# Routing speaker wires



## Ninety-Nine SE-L (May 5, 2002)

ok, so far, I have 3 RCA cables traveling from the HU to the amp on the passenger side mf my car, under the door sill. On the driver's side, I have a 4AWG Positive power cable. I know not to put the RCAs by the power wire, so they are on opposite sides. As for the speaker wire, what is the best route to go. Can I run the speaker wire along by the power cable on the drivers side, and along the RCA cable on the passenger side w/o interference. Where do I route them?


----------



## Ninety-Nine SE-L (May 5, 2002)

oh, and for 75 watts going to each infinity, what size cable? I'm thinking 14AWG, but is that too big?


----------



## 96sentra (Apr 9, 2003)

well i dont know alot about car audio, but i had my rca's, power, and whatever all on one side w/o interference.


----------



## nismoprincess (Sep 27, 2002)

I ran my speakers wires with the rca's


----------



## droppinbottom (Jun 30, 2003)

speakers with rca and the size of the wire depends on the quality of the wire i think i use 14 or 16 on all my installs and i have some guys with 1000 watts on their highs with no problems


----------



## 96sentra (Apr 9, 2003)

what are u guys talkin about speaker wire comin from the front to the back? what is coming from what and going where? like replacing stock speaker wire?


----------



## nismoprincess (Sep 27, 2002)

96sentra said:


> *what are u guys talkin about speaker wire comin from the front to the back? what is coming from what and going where? like replacing stock speaker wire? *


speaker wires and RCA's coming from the amp


----------



## Ninety-Nine SE-L (May 5, 2002)

can I also run the speaker wire near the power cable. I was just wondering really if I should run the wires along the door sills or if there is any better way to run them.


----------



## sr20dem0n (Mar 19, 2003)

I ran my power on the passenger side, 3 rcas on the driver side, and the speaker wire on both sides (driver speaker wire on driver side, etc) with no problems

and I used 16ga I believe for 85rms


----------



## Sethticlees (May 30, 2002)

Speaker wire down the middle!

You could run it with your RCA's but why bother. Under the carpet down the middle is the way to go. 

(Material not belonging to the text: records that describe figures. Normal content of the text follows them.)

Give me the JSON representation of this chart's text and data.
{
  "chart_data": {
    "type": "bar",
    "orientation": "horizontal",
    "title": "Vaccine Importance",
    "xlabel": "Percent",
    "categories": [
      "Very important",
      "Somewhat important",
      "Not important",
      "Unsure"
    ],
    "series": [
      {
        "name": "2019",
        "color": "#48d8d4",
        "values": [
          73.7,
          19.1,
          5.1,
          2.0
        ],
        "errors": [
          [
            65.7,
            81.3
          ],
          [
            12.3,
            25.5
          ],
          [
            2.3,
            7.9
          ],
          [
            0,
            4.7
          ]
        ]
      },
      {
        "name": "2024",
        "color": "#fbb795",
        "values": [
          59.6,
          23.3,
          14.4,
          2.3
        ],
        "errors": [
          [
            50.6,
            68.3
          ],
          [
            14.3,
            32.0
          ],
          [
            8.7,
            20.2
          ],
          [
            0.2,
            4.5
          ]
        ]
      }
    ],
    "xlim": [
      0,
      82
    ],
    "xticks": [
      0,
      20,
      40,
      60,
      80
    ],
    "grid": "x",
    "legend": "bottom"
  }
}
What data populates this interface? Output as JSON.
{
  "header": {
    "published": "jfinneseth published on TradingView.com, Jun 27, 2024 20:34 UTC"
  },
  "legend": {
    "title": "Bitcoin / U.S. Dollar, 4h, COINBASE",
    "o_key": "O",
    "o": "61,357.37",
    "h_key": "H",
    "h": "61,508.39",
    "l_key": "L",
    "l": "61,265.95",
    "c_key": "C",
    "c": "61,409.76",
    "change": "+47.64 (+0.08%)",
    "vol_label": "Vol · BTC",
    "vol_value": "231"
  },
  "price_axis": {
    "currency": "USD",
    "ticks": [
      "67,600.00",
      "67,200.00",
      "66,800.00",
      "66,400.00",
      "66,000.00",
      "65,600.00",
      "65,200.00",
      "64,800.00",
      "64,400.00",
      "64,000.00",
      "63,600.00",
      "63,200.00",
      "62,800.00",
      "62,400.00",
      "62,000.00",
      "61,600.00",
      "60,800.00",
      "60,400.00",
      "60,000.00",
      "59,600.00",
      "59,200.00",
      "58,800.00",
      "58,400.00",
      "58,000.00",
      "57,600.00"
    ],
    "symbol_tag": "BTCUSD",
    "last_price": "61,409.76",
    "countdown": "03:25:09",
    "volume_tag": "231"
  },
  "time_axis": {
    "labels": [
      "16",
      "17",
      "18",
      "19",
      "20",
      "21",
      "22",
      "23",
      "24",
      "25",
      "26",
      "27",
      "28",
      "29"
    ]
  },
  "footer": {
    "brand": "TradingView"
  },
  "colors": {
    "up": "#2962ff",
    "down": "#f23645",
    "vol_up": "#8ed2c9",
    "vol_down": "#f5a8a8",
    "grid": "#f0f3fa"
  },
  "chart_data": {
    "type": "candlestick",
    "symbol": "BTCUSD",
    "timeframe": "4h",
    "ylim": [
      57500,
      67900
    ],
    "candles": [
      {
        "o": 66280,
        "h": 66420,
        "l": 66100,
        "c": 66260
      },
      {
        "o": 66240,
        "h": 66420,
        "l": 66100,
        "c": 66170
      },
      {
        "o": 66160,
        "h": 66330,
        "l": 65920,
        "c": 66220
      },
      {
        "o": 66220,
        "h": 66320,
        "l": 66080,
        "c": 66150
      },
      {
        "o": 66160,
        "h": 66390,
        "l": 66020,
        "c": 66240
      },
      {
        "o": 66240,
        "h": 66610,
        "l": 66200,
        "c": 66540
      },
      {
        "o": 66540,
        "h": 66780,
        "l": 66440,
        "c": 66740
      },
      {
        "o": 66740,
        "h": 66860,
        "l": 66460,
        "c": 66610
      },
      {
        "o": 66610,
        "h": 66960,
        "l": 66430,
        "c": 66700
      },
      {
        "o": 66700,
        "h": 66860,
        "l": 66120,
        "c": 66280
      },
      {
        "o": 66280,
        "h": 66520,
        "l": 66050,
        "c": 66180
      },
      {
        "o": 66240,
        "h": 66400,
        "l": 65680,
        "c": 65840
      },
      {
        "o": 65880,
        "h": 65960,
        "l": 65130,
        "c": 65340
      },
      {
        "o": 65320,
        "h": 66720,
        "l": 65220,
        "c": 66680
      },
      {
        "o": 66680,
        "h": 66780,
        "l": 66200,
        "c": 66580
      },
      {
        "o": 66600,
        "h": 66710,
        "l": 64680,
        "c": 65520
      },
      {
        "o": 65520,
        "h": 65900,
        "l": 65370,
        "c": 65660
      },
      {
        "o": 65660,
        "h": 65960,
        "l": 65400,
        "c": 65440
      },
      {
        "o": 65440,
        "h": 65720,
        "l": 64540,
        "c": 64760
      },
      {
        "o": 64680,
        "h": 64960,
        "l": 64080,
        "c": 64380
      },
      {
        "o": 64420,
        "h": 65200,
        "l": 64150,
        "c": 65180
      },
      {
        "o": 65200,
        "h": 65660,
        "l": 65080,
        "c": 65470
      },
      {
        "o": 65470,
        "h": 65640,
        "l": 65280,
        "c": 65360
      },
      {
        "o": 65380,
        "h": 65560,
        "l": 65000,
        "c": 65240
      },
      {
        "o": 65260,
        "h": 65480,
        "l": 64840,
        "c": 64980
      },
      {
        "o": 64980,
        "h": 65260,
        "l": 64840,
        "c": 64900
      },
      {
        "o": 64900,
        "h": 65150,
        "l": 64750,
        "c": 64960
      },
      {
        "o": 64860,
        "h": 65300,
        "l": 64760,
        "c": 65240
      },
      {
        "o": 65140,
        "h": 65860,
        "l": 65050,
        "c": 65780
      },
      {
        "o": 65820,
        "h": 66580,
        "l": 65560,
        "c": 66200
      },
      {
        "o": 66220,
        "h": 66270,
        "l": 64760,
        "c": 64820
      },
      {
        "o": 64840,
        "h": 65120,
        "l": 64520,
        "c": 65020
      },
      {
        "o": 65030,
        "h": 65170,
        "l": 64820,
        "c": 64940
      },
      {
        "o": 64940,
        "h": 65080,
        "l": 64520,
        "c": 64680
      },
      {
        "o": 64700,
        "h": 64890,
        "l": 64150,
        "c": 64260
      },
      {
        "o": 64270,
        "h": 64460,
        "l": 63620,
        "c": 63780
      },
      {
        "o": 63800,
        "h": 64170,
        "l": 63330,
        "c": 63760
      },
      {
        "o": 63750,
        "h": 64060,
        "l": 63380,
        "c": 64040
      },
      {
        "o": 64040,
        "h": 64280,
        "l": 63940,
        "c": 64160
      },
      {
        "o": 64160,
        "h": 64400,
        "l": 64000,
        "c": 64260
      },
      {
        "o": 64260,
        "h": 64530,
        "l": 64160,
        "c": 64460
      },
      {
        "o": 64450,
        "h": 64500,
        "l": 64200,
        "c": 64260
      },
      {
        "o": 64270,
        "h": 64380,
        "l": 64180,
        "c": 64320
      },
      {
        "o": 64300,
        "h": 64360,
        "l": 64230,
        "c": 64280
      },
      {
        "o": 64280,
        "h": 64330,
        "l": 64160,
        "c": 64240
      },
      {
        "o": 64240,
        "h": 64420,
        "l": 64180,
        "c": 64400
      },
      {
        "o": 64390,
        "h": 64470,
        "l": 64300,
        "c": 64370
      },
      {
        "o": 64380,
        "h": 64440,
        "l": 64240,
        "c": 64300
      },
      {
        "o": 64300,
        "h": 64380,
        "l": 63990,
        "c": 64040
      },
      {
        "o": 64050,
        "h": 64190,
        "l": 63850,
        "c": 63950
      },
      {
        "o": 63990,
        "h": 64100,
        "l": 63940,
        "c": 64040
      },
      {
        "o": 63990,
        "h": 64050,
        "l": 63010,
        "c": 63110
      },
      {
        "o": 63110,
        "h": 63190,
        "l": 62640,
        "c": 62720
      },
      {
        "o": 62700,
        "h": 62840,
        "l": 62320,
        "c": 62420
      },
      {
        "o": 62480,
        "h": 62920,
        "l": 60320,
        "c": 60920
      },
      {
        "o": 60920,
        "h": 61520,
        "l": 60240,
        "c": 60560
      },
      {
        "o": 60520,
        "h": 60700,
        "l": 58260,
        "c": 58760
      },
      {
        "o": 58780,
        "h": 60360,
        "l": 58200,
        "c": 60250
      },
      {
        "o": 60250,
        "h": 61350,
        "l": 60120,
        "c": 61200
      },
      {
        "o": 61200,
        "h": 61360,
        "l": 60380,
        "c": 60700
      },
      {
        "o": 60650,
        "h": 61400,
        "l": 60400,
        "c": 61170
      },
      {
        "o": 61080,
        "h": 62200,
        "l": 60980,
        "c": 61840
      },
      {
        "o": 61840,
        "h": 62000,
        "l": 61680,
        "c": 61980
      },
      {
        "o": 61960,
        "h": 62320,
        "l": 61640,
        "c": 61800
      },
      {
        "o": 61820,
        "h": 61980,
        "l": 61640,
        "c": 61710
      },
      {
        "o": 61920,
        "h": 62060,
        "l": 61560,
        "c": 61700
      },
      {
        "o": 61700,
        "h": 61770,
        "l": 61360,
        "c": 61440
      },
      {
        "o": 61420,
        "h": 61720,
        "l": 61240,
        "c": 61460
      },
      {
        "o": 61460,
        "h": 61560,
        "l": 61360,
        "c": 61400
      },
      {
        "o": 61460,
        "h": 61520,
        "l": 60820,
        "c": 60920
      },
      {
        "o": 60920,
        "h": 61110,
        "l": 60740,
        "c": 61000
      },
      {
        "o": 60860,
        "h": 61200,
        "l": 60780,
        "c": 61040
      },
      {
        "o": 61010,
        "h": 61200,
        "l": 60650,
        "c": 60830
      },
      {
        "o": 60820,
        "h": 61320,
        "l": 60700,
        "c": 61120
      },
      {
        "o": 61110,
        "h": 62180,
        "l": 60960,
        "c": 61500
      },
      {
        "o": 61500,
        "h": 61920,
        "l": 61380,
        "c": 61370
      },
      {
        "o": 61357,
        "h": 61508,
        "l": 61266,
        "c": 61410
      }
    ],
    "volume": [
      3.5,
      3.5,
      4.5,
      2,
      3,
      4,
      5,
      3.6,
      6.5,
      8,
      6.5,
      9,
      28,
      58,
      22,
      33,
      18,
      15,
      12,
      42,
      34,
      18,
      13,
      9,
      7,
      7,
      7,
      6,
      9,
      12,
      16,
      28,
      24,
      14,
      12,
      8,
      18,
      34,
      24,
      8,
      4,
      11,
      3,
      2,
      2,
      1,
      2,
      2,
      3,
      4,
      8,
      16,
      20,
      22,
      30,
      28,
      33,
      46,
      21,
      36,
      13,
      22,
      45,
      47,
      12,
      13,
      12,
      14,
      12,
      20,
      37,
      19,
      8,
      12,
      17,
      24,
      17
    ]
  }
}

Avoid mixing RCA's and power wire because of signal interference. Power causes signal interference.


----------



## Ninety-Nine SE-L (May 5, 2002)

well, they are going from the amp, up to the doors. The RCAs are already laid on one side, and the power cable is on the other side. I am not mixing RCAs with power, but is it a good idea to mix speaker wire with RCAs or Speaker wire with power?


----------



## droppinbottom (Jun 30, 2003)

try to keep your power wire on its own side. speaker wire with rca. instead of trying to run the speaker wire to the front doors and having to get them through that rubber boot inbetween the door and body. run your front speaker wires from the amp to the wire harness that you have your radio hooked up to from there on you will be using your factory wire to the speakers. i have been doing installs wor about 4 years and am mecp certified. your factory wire will handle the amount of power you are sending to them(your speaker wires do not actually carry voltage)


----------



## sr20dem0n (Mar 19, 2003)

droppinbottom said:


> *run your front speaker wires from the amp to the wire harness that you have your radio hooked up to from there on you will be using your factory wire to the speakers. i have been doing installs wor about 4 years and am mecp certified. your factory wire will handle the amount of power you are sending to them(your speaker wires do not actually carry voltage) *


uh, not true

the reason you go to a larger diameter speaker wire is because the resistance of a wire is proportional to the radius squared. The size of a wire has a huge effect on the total resistance of it. Power is delivered to your speakers through the speaker wire, power is the product of the voltage and the current. Speaker wires DO carry voltage and they DO carry current. If you use too small of wire you can even have around an ohm of resistance from the wire alone, that will drop the power going to your speakers considerably, and will also dirty up the sound. Stock wiring should definately not be used if you are sending more than 40rms to each speaker.


----------



## Ninety-Nine SE-L (May 5, 2002)

why would I want to use my stock wires anyway, the amp is in the trunk and the wire starts in the front by the radio. To run it through the stock wire, I would still have to run a wire to the front and that would double the wire length and increase resistance.


----------



## Honest Bob (Nov 7, 2002)

As long as your head unit has a decent pre amp voltage and your not using shitty ass RCA's you dont have to worry about wich wires are next to what. I've allways run the RCA's with the power. In fact I seperated them once to see if there was any diffrence. Nodda nothing


----------